I was introduced to many heroes and heroines. Charles Babbage, the inventor of the analytic difference engine – also known as a mechanical computer.
Ada Lovelace, regarded as the first computer programmer. The original breakage of the glass ceiling? Not many women in engineering these days.
Even the modern electronic computer was first implemented in the UK in the 1940s by Alan Turing. All of these (and more) became great heroes and heroines of mine.
Nowadays, this would be Silicon Valley, Frederick Terman, Russell & Sigurd Varian, to name but a few. You thought I was going to mention the late comers like Larry Ellison or Steve Jobs.
Don’t despair, engineers are not total geeks, we also love the arts. There are other heroes of mine, such as Igor Stravinski, Frank Zappa, Jimmy Page, The Who, but that’s music. I can’t even whistle.

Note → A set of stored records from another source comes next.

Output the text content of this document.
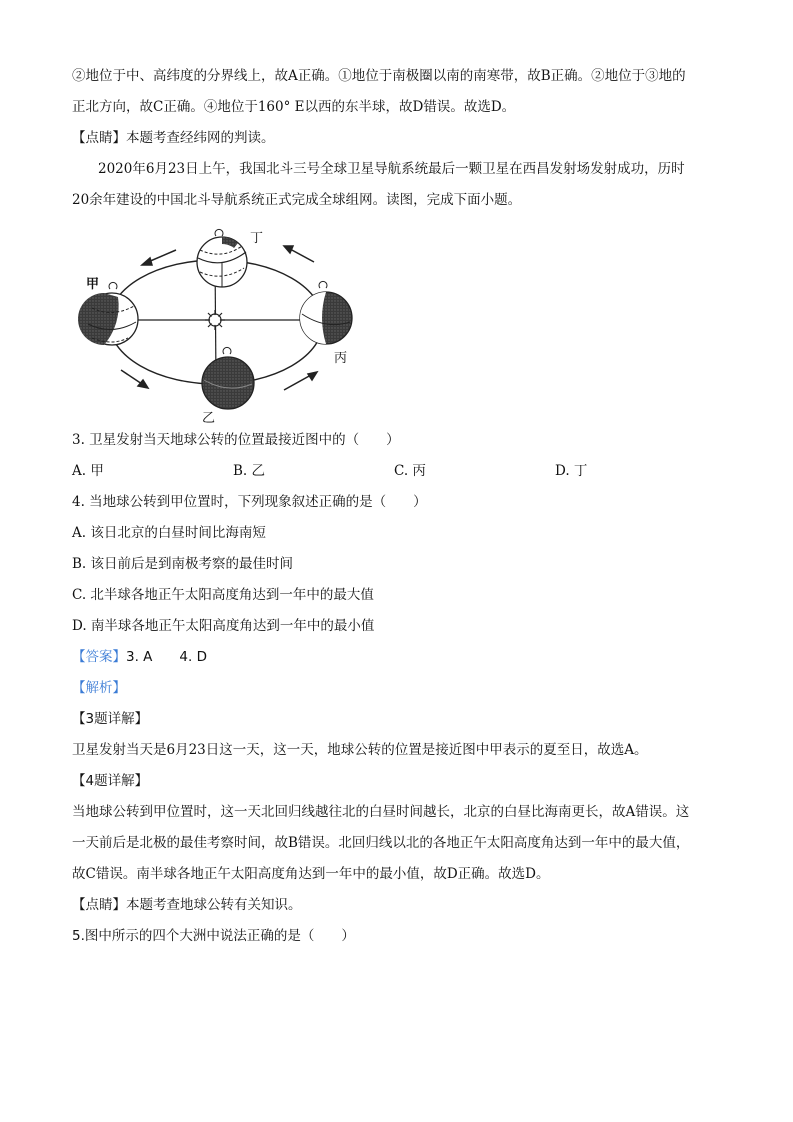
②地位于中、高纬度的分界线上，故A正确。①地位于南极圈以南的南寒带，故B正确。②地位于③地的
正北方向，故C正确。④地位于160° E以西的东半球，故D错误。故选D。
【点睛】本题考查经纬网的判读。
2020年6月23日上午，我国北斗三号全球卫星导航系统最后一颗卫星在西昌发射场发射成功，历时
20余年建设的中国北斗导航系统正式完成全球组网。读图，完成下面小题。
丁
甲
丙
乙
3. 卫星发射当天地球公转的位置最接近图中的（　　）
A. 甲	B. 乙	C. 丙	D. 丁
4. 当地球公转到甲位置时，下列现象叙述正确的是（　　）
A. 该日北京的白昼时间比海南短
B. 该日前后是到南极考察的最佳时间
C. 北半球各地正午太阳高度角达到一年中的最大值
D. 南半球各地正午太阳高度角达到一年中的最小值
【答案】3. A　　4. D
【解析】
【3题详解】
卫星发射当天是6月23日这一天，这一天，地球公转的位置是接近图中甲表示的夏至日，故选A。
【4题详解】
当地球公转到甲位置时，这一天北回归线越往北的白昼时间越长，北京的白昼比海南更长，故A错误。这
一天前后是北极的最佳考察时间，故B错误。北回归线以北的各地正午太阳高度角达到一年中的最大值，
故C错误。南半球各地正午太阳高度角达到一年中的最小值，故D正确。故选D。
【点睛】本题考查地球公转有关知识。
5.图中所示的四个大洲中说法正确的是（　　）
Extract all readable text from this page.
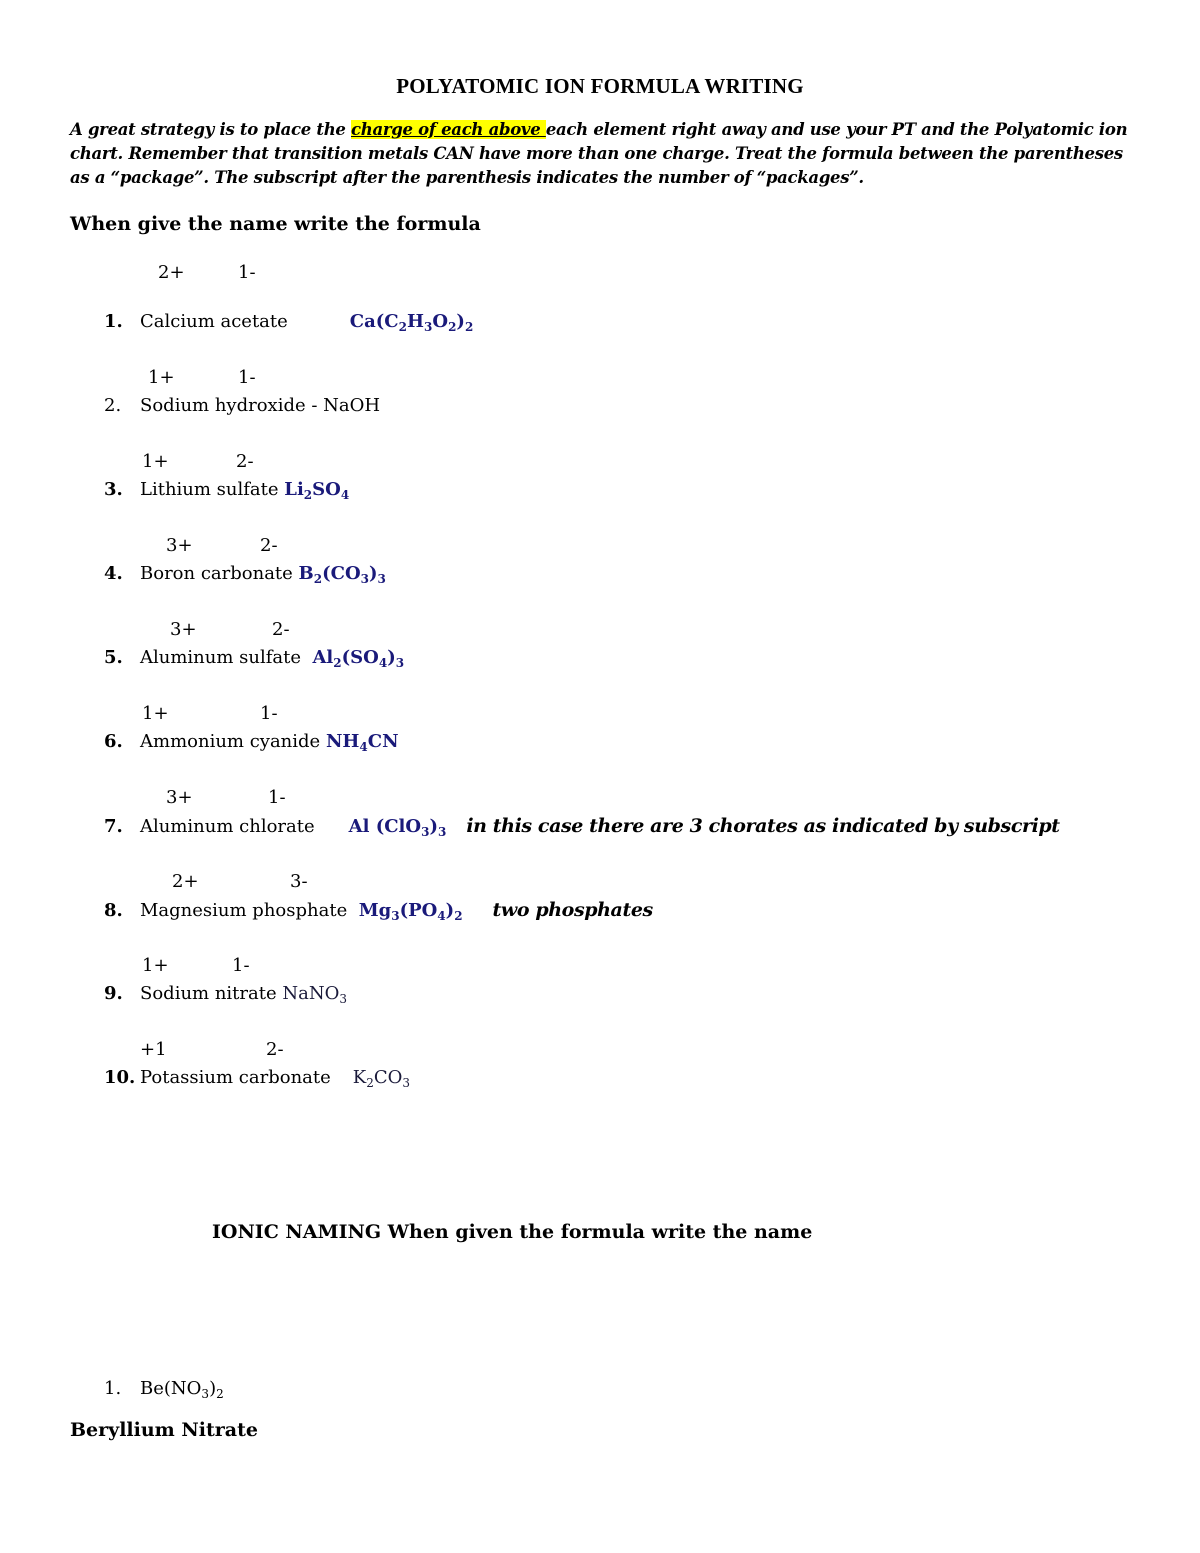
POLYATOMIC ION FORMULA WRITING
A great strategy is to place the charge of each above each element right away and use your PT and the Polyatomic ion chart. Remember that transition metals CAN have more than one charge. Treat the formula between the parentheses as a “package”. The subscript after the parenthesis indicates the number of “packages”.
When give the name write the formula
2+	1-
1. Calcium acetate	$Ca(C_2H_3O_2)_2$
1+	1-
2. Sodium hydroxide - NaOH
1+	2-
3. Lithium sulfate $Li_2SO_4$
3+	2-
4. Boron carbonate $B_2(CO_3)_3$
3+	2-
5. Aluminum sulfate $Al_2(SO_4)_3$
1+	1-
6. Ammonium cyanide $NH_4CN$
3+	1-
7. Aluminum chlorate Al $(ClO_3)_3$ in this case there are 3 chorates as indicated by subscript
2+	3-
8. Magnesium phosphate $Mg_3(PO_4)_2$ two phosphates
1+	1-
9. Sodium nitrate NaNO$_3$
+1	2-
10. Potassium carbonate $K_2CO_3$
IONIC NAMING When given the formula write the name
1. $Be(NO_3)_2$
Beryllium Nitrate
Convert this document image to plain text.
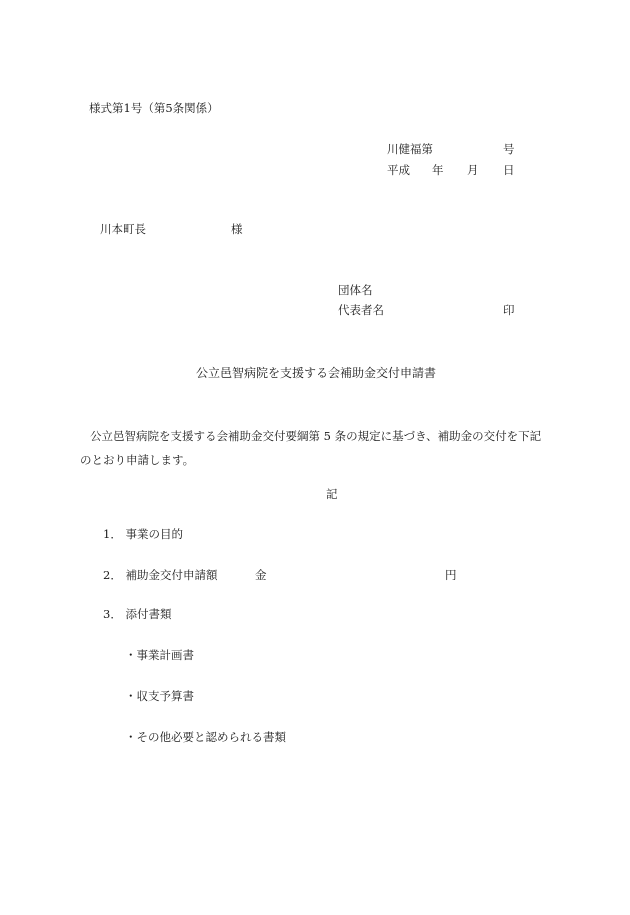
様式第1号（第5条関係）

川健福第	号
平成 年 月 日
川本町長	様
団体名
代表者名	印

公立邑智病院を支援する会補助金交付申請書

公立邑智病院を支援する会補助金交付要綱第 5 条の規定に基づき、補助金の交付を下記のとおり申請します。

記

1． 事業の目的
2． 補助金交付申請額	金	円
3． 添付書類

・事業計画書

・収支予算書

・その他必要と認められる書類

Despite being so dimly useless at school, I eventually graduated with a Bachelor of Engineering in Electronics and computer communications. This led me into a career in software development for consumer electronics, my focus was primarily digital TV – satellite, cable, IPTV. Yes, I helped to bring those hundreds of channels of trivial poop to your living room.
This also allowed me to travel the world.
OK, so that explains the engineering side. But what about the French slant?
Good question. Should I not forget French creators? Gustave Eiffel, or Louis Le Prince (who incidentally preceded the Lumière Brothers).
The point I’m trying to make is to do with language.
In the English language, the word engineer, has it’s root in the word engine. I suppose because the Brits invented all kinds of engines.
In the French language, the word Ingénieur has its root in the word ingenuity (the ingenious one). I suppose because the engines of industry were already there, the French had to figure ingenious ways to use them?
So I am an engineer, but I do not invent engines. I am the ingenious one, who works with engines in new and novel ways. I have proved myself to be a ‘cunning artificer’, or person of unique ‘ingenuity’. Therefore, I like to identify myself with the French root phrase of ingenuity rather than the English root word of Engine.
Je Suis un Ingénieur, is my way of saying, ‘I am a creative one.’
I have left my lucrative career of engineering behind me in order to explore the creation of stories.